Dans toutes les cultures soumises à une idéologie officielle, on a fait en sorte de jeter la suspicion sur le mythe en répétant incessamment qu’il n’était pas « vrai ». Un tel jugement de valeur indique la volonté de ces cultures officielles de détruire systématiquement le mythe, et quand cette destruction se révèle impossible, de l’incorporer pour le rendre inoffensif. Car le mythe est nocif dans un cadre social où tout ce qui est établi doit l’être de façon permanente et immuable. Le mythe dérange ; l’univers du logos peut être démoli par l’irruption du muthos. Quand le christianisme s’est implanté dans les pays celtiques, il a absorbé et digéré un certain nombre de mythes druidiques qui lui paraissaient dangereux mais qu’il ne pouvait pas éradiquer : on a donc mis une croix sur d’anciens monuments et on a « canonisé » des héros mythiques. L’Irlande et la Bretagne en sont les preuves manifestes.

Mais, bien avant cette époque, qu’avaient donc fait les Celtes, sinon récupérer et digérer les mythes des peuples autochtones qu’ils venaient de coloniser ou d’intégrer dans leur système socioculturel ? Si les Romains ont pourchassé et finalement anéanti les druides, c’est parce que leur civilisation, tout entière basée sur le logos, était menacée par celle prônée par le druidisme qui, on le discerne très bien à travers la tradition légendaire, était demeuré beaucoup plus proche d’une civilisation du muthos.

Il faut donc porter un autre regard sur ces vestiges du passé qu’on puise de temps à autre dans l’insondable puits de mémoire que les civilisations disparues ont légué à la postérité. Si un arbre peut répandre ses frondaisons à chaque nouvelle saison dans le ciel, c’est parce que ses racines se nourrissent de ce qui est contenu dans le sol. Une révolution culturelle ne peut pas être un anéantissement du passé, mais au contraire une renaissance de celui-ci.

C’est pourquoi il est nécessaire d’examiner avec un autre regard les correspondances qui peuvent exister entre la tradition celtique et la tradition chamanique, en ne perdant jamais de vue que les druides ne sont pas des chamanes et que les chamanes ne sont pas des druides. Les uns et les autres ont puisé dans le « puits de mémoire » les éléments qui leur convenaient, et bien souvent ce sont les mêmes éléments qu’ils ont recueillis et mis en relief. Les chamanes comme les druides ont voulu à tout prix plonger dans le passé pour restituer un état de conscience supposé être celui de l’illud tempus, ces temps primordiaux où un pont existait entre la Terre et le Ciel, quand les humains pouvaient converser avec les dieux.

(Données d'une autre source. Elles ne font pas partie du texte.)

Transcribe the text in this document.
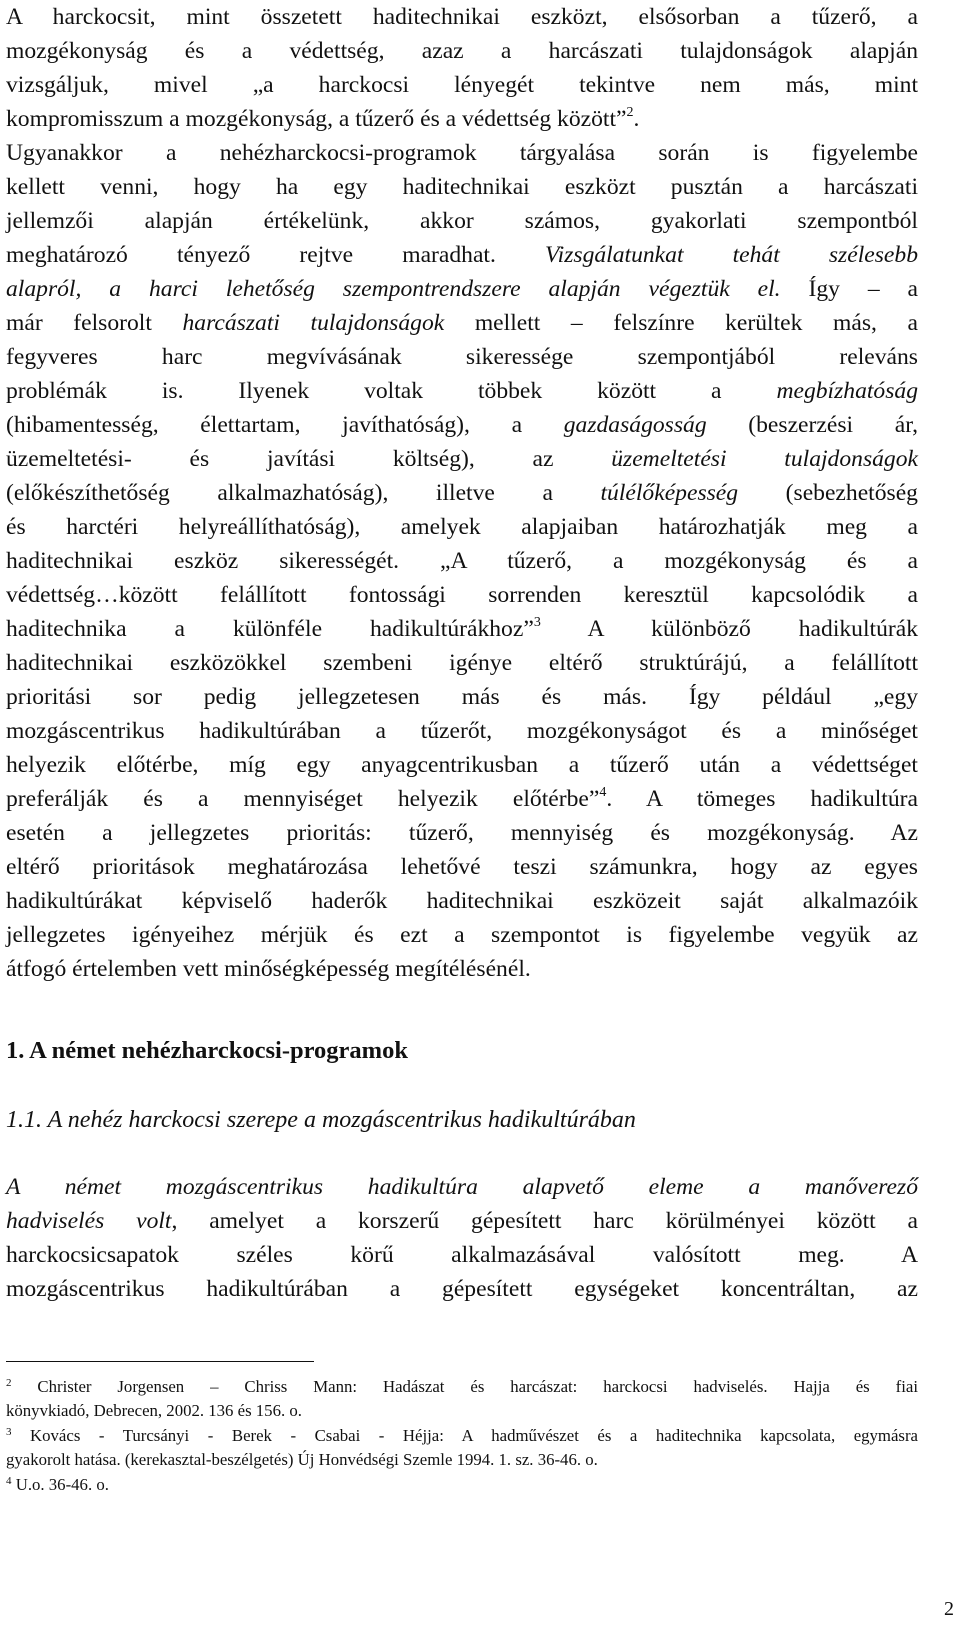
A harckocsit, mint összetett haditechnikai eszközt, elsősorban a tűzerő, a
mozgékonyság és a védettség, azaz a harcászati tulajdonságok alapján
vizsgáljuk, mivel „a harckocsi lényegét tekintve nem más, mint
kompromisszum a mozgékonyság, a tűzerő és a védettség között”$^2$.
Ugyanakkor a nehézharckocsi-programok tárgyalása során is figyelembe
kellett venni, hogy ha egy haditechnikai eszközt pusztán a harcászati
jellemzői alapján értékelünk, akkor számos, gyakorlati szempontból
meghatározó tényező rejtve maradhat. Vizsgálatunkat tehát szélesebb
alapról, a harci lehetőség szempontrendszere alapján végeztük el. Így – a
már felsorolt harcászati tulajdonságok mellett – felszínre kerültek más, a
fegyveres harc megvívásának sikeressége szempontjából releváns
problémák is. Ilyenek voltak többek között a megbízhatóság
(hibamentesség, élettartam, javíthatóság), a gazdaságosság (beszerzési ár,
üzemeltetési- és javítási költség), az üzemeltetési tulajdonságok
(előkészíthetőség alkalmazhatóság), illetve a túlélőképesség (sebezhetőség
és harctéri helyreállíthatóság), amelyek alapjaiban határozhatják meg a
haditechnikai eszköz sikerességét. „A tűzerő, a mozgékonyság és a
védettség…között felállított fontossági sorrenden keresztül kapcsolódik a
haditechnika a különféle hadikultúrákhoz”$^3$ A különböző hadikultúrák
haditechnikai eszközökkel szembeni igénye eltérő struktúrájú, a felállított
prioritási sor pedig jellegzetesen más és más. Így például „egy
mozgáscentrikus hadikultúrában a tűzerőt, mozgékonyságot és a minőséget
helyezik előtérbe, míg egy anyagcentrikusban a tűzerő után a védettséget
preferálják és a mennyiséget helyezik előtérbe”$^4$. A tömeges hadikultúra
esetén a jellegzetes prioritás: tűzerő, mennyiség és mozgékonyság. Az
eltérő prioritások meghatározása lehetővé teszi számunkra, hogy az egyes
hadikultúrákat képviselő haderők haditechnikai eszközeit saját alkalmazóik
jellegzetes igényeihez mérjük és ezt a szempontot is figyelembe vegyük az
átfogó értelemben vett minőségképesség megítélésénél.
1. A német nehézharckocsi-programok
1.1. A nehéz harckocsi szerepe a mozgáscentrikus hadikultúrában
A német mozgáscentrikus hadikultúra alapvető eleme a manőverező
hadviselés volt, amelyet a korszerű gépesített harc körülményei között a
harckocsicsapatok széles körű alkalmazásával valósított meg. A
mozgáscentrikus hadikultúrában a gépesített egységeket koncentráltan, az
$^2$ Christer Jorgensen – Chriss Mann: Hadászat és harcászat: harckocsi hadviselés. Hajja és fiai
könyvkiadó, Debrecen, 2002. 136 és 156. o.
$^3$ Kovács - Turcsányi - Berek - Csabai - Héjja: A hadművészet és a haditechnika kapcsolata, egymásra
gyakorolt hatása. (kerekasztal-beszélgetés) Új Honvédségi Szemle 1994. 1. sz. 36-46. o.
$^4$ U.o. 36-46. o.
2
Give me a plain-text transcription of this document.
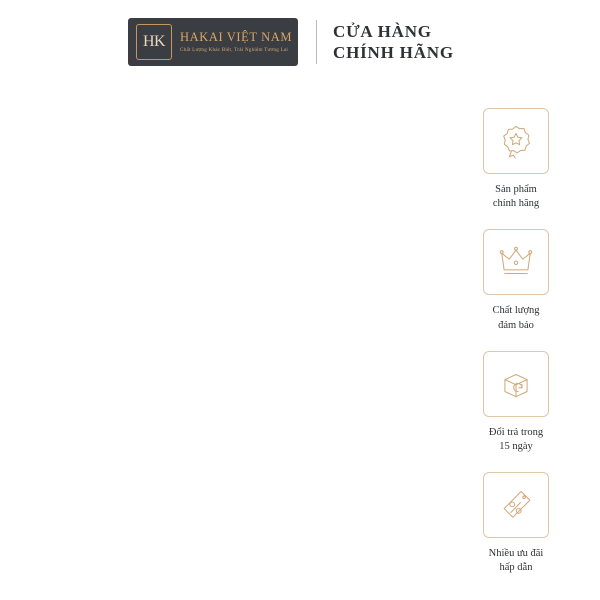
HK HAKAI VIỆT NAM
Chất Lượng Khác Biệt, Trải Nghiệm Tương Lai
CỬA HÀNG
CHÍNH HÃNG
Sản phẩm
chính hãng
Chất lượng
đảm bảo
Đổi trả trong
15 ngày
Nhiều ưu đãi
hấp dẫn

Mais, à l’heure actuelle, dans quel but accomplir ce pèlerinage qui n’est qu’un « retour aux sources », alors qu’on ne sait plus rien de ces sources ? Pourquoi vouloir à tout prix, dans des conditions hasardeuses, remonter ainsi le temps et explorer ce que d’autres ont déjà exploré et qu’ils se sont efforcés d’oublier ? L’humanité est tout entière dirigée vers le progrès, vers un avenir que chacun espère et souhaite le meilleur possible, et il semble paradoxal, voire aberrant, de vouloir revenir en arrière, dans une soi-disant « Belle Époque » qui n’a probablement jamais existé. Pourtant, on s’aperçoit que de plus en plus cette humanité, quelque peu effrayée par le gouffre qui s’ouvre sur l’avenir, a besoin de retrouver des racines qui permettraient de satisfaire sa soif inextinguible de connaître l’inconnaissable.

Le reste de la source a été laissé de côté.